Perimenopause and menopause are part of the aging process and should be honored as such.
Barac said women frequently write to her and say, “I have lost a number of friends who would love to be alive and healthy right now.”
“So, why are we just shrinking back into the corner? Let’s just go and live our lives and continue living our lives,” Barac said.
If you want to host a menopause party, decide what you want it to achieve.
“Have a think about what you want from it — what do you want your menopause party to be helping you with?” Bennett suggested.
Depending on what your menopause experience is, you’ll want different kinds of support. You may want to go on a retreat with your sisters, or gather friends to hear about what products or tools helped relieve their menopause symptoms. Use the party as a way to establish a support network or have a holistic, spiritual celebration of this new phase in life, Bennett noted.
Or you may want something else completely — and that is OK. Much like a birthday party or baby shower, you can decide how you want to celebrate.
And set your guests’ expectations, too.
Beyond knowing what kind of party you want to have, it’s important to check in with your guests’ needs, too.
“One of the things to really do is make sure your guests’ expectations are managed to make sure they know how to prepare ... because, also, people might feel a little bit unconfident about attending a menopause party, they might be unsure of the tone, they might be unsure of what to wear or what it’s going to be like,” Bennett said.
All of this to say, it’s important to make the focus of the party clear so no one — like someone who is going through a more difficult menopause — feels dismissed when they arrive at a celebration that is more playful than they expected.

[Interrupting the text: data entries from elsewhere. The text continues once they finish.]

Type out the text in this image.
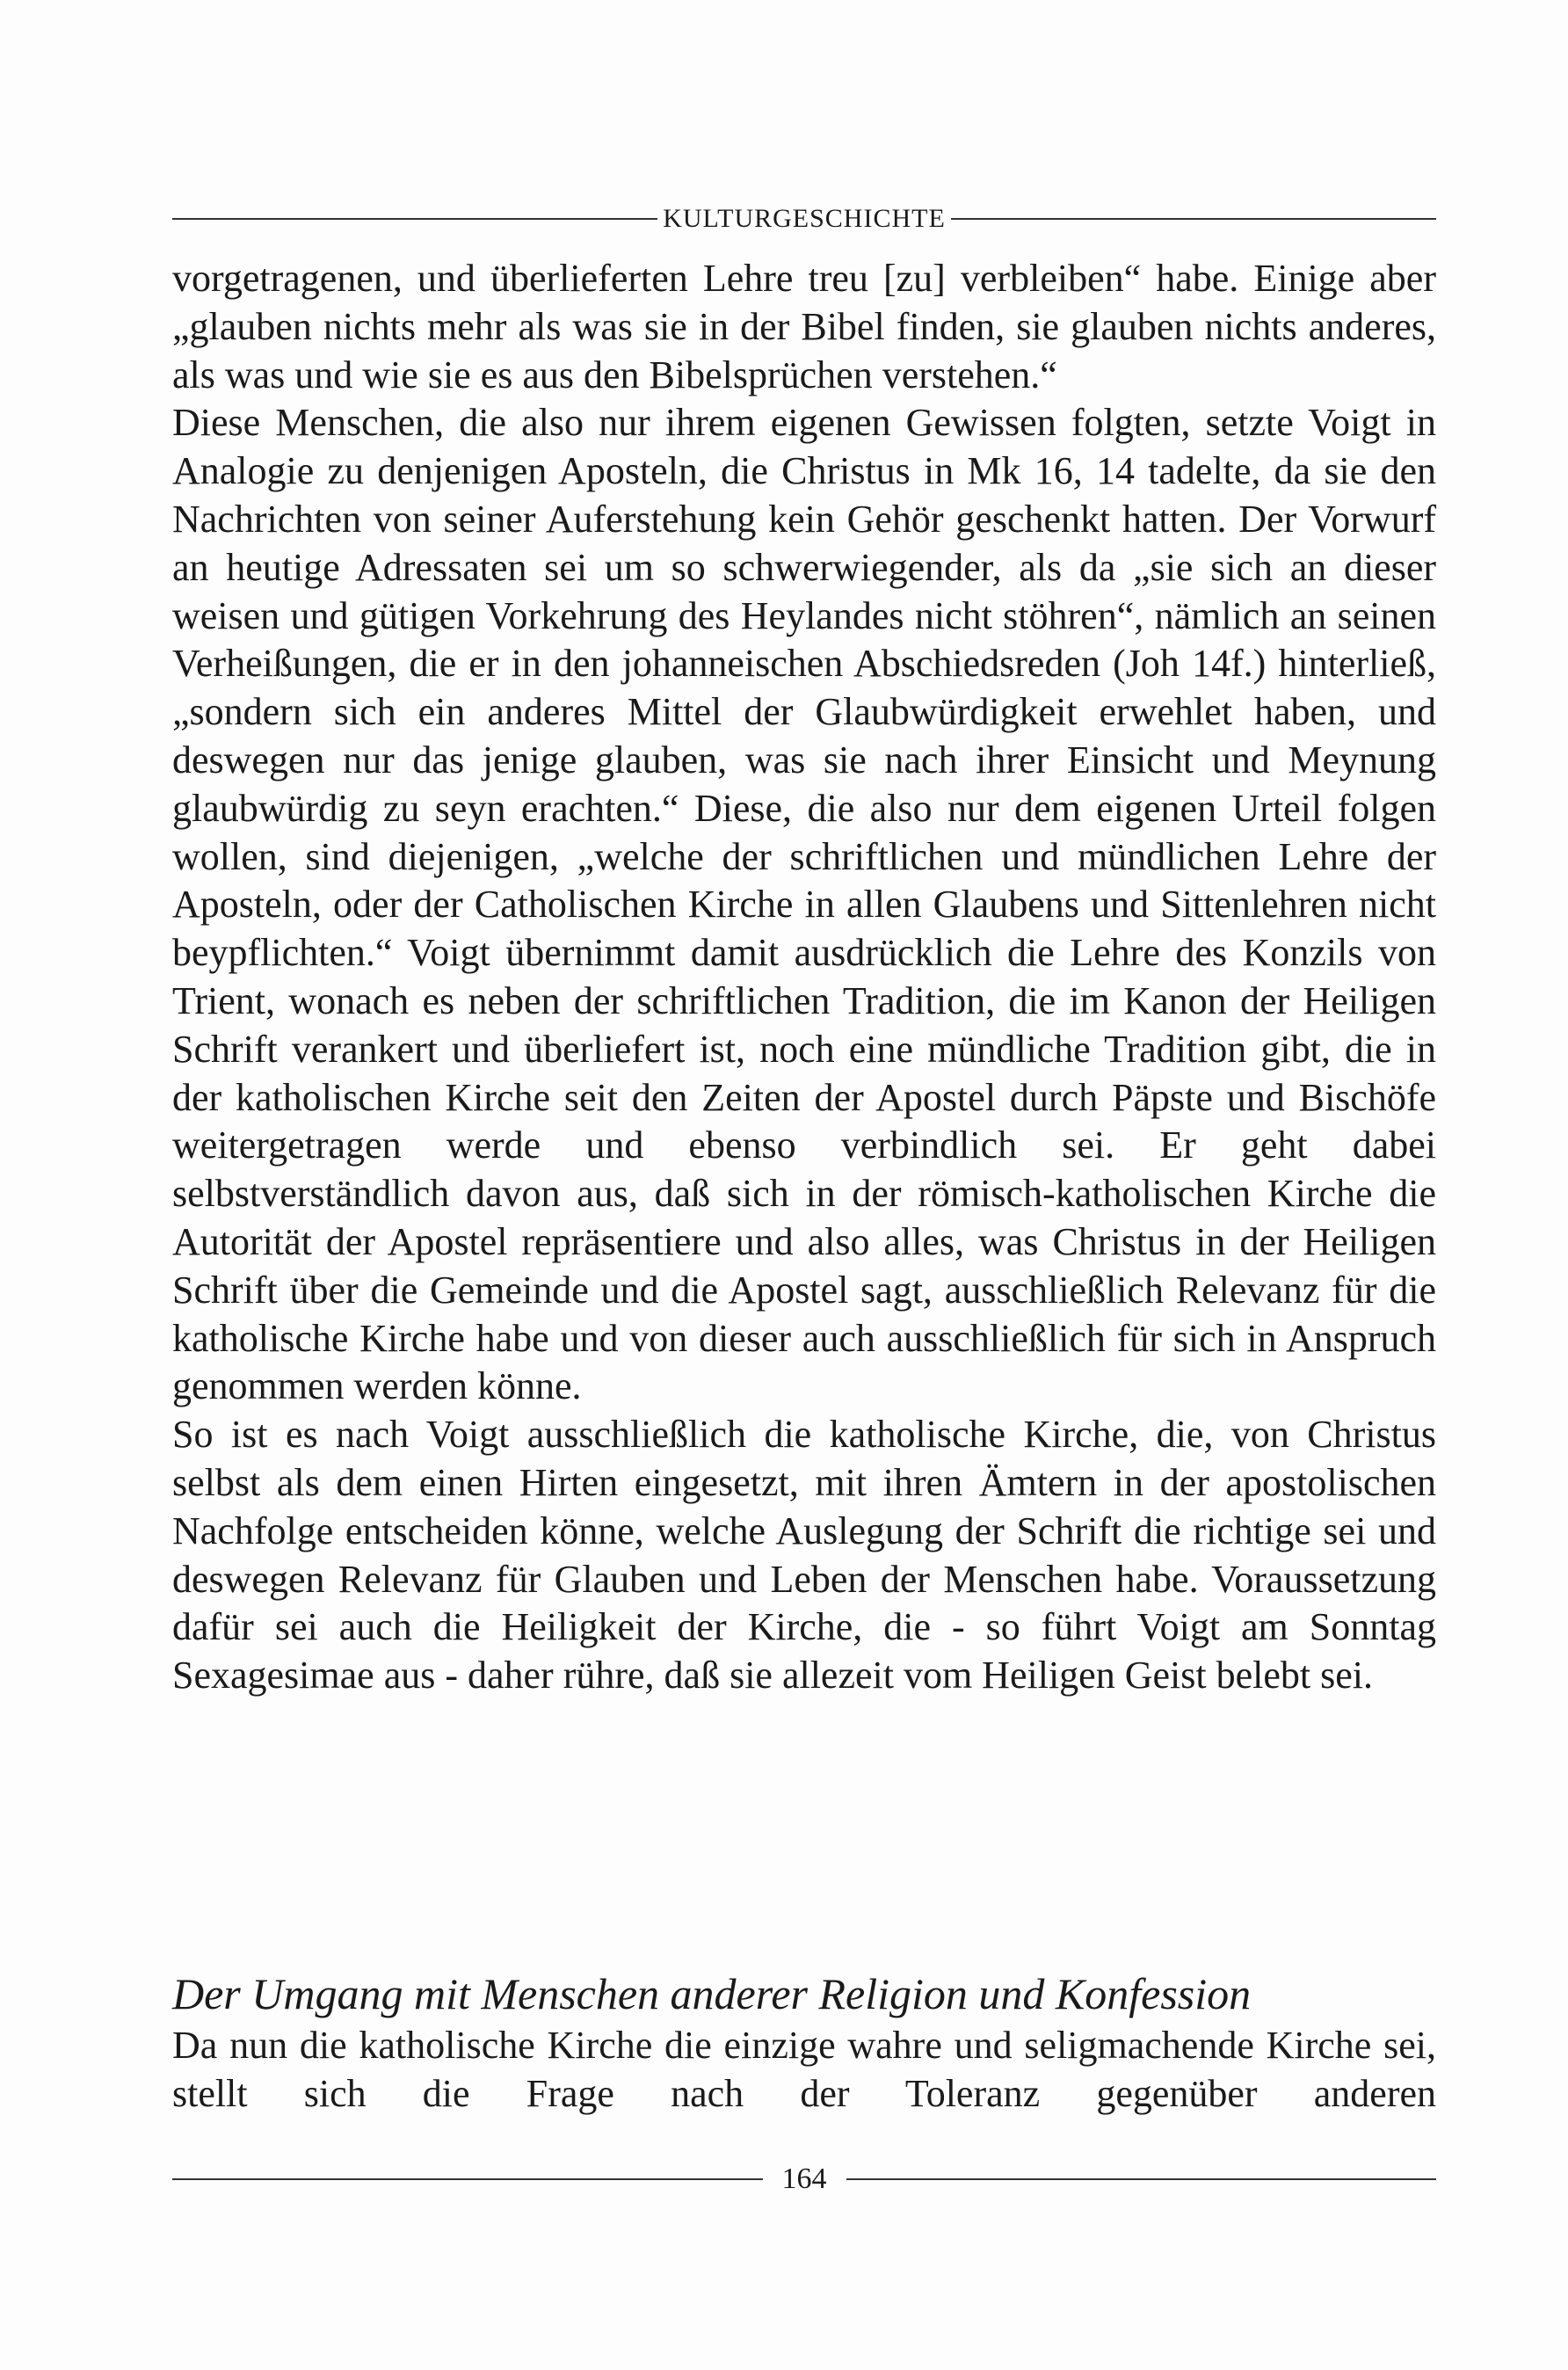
KULTURGESCHICHTE

vorgetragenen, und überlieferten Lehre treu [zu] verbleiben“ habe. Einige aber „glauben nichts mehr als was sie in der Bibel finden, sie glauben nichts anderes, als was und wie sie es aus den Bibelsprüchen verstehen.“

Diese Menschen, die also nur ihrem eigenen Gewissen folgten, setzte Voigt in Analogie zu denjenigen Aposteln, die Christus in Mk 16, 14 tadelte, da sie den Nachrichten von seiner Auferstehung kein Gehör geschenkt hatten. Der Vorwurf an heutige Adressaten sei um so schwerwiegender, als da „sie sich an dieser weisen und gütigen Vorkehrung des Heylandes nicht stöhren“, nämlich an seinen Verheißungen, die er in den johanneischen Abschiedsreden (Joh 14f.) hinterließ, „sondern sich ein anderes Mittel der Glaubwürdigkeit erwehlet haben, und deswegen nur das jenige glauben, was sie nach ihrer Einsicht und Meynung glaubwürdig zu seyn erachten.“ Diese, die also nur dem eigenen Urteil folgen wollen, sind diejenigen, „welche der schriftlichen und mündlichen Lehre der Aposteln, oder der Catholischen Kirche in allen Glaubens und Sittenlehren nicht beypflichten.“ Voigt übernimmt damit ausdrücklich die Lehre des Konzils von Trient, wonach es neben der schriftlichen Tradition, die im Kanon der Heiligen Schrift verankert und überliefert ist, noch eine mündliche Tradition gibt, die in der katholischen Kirche seit den Zeiten der Apostel durch Päpste und Bischöfe weitergetragen werde und ebenso verbindlich sei. Er geht dabei selbstverständlich davon aus, daß sich in der römisch-katholischen Kirche die Autorität der Apostel repräsentiere und also alles, was Christus in der Heiligen Schrift über die Gemeinde und die Apostel sagt, ausschließlich Relevanz für die katholische Kirche habe und von dieser auch ausschließlich für sich in Anspruch genommen werden könne.

So ist es nach Voigt ausschließlich die katholische Kirche, die, von Christus selbst als dem einen Hirten eingesetzt, mit ihren Ämtern in der apostolischen Nachfolge entscheiden könne, welche Auslegung der Schrift die richtige sei und deswegen Relevanz für Glauben und Leben der Menschen habe. Voraussetzung dafür sei auch die Heiligkeit der Kirche, die - so führt Voigt am Sonntag Sexagesimae aus - daher rühre, daß sie allezeit vom Heiligen Geist belebt sei.

Der Umgang mit Menschen anderer Religion und Konfession

Da nun die katholische Kirche die einzige wahre und seligmachende Kirche sei, stellt sich die Frage nach der Toleranz gegenüber anderen

164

“Perhaps check in with the people you’re inviting and see how they are coping with menopause so that you can get the tone right ... and I think one of the keys is to not assume that your menopause is the same as someone else’s because we all experience it differently,” Bennett noted.
Menopause parties may not be for everyone — and that is OK.
“You don’t have to celebrate this. Some people feel really conflicted, especially if they’ve had challenges around infertility and pregnancy, there can be a great sense of loss for many people going to the stage,” Huber said.
While there is no wrong way to have a menopause party, you also don’t have to celebrate it if that’s not right for you, Huber stressed.
Bennett added that some people may feel like a menopause party makes light of their situation — especially if they are experiencing debilitating menopause or went through menopause alone (and did not tell anyone) years before.
According to Bennett, 1 in 100 people experience a natural menopause before 40, and 1 in 1,000 experience a natural menopause before 30. For those folks, a party may not feel appropriate.
If a menopause party isn’t enough support for you, there are additional resources out there.
Bennett said you can ask your doctor if they know of any local menopause support groups or even look online.
“There are some fantastic Facebook groups, for example, that support women dealing with menopause issues, because often just finding that support talking to others, realising that what you’re experiencing is normal and that other people have managed it can be so healing,” Bennett said.
Menopause therapists and menopause coaches can also be valuable resources, Bennett stated. As can menopause-focused fitness and nutrition professionals.
“If your doctor or your gynaecologist isn’t supportive, find a new one and find somebody who is knowledgeable about menopause,” which isn’t an easy feat, but is a valuable thing to seek out, Bennett said.
Finding specialists who can help with your symptoms and struggles is an important way to honour your menopause journey, too.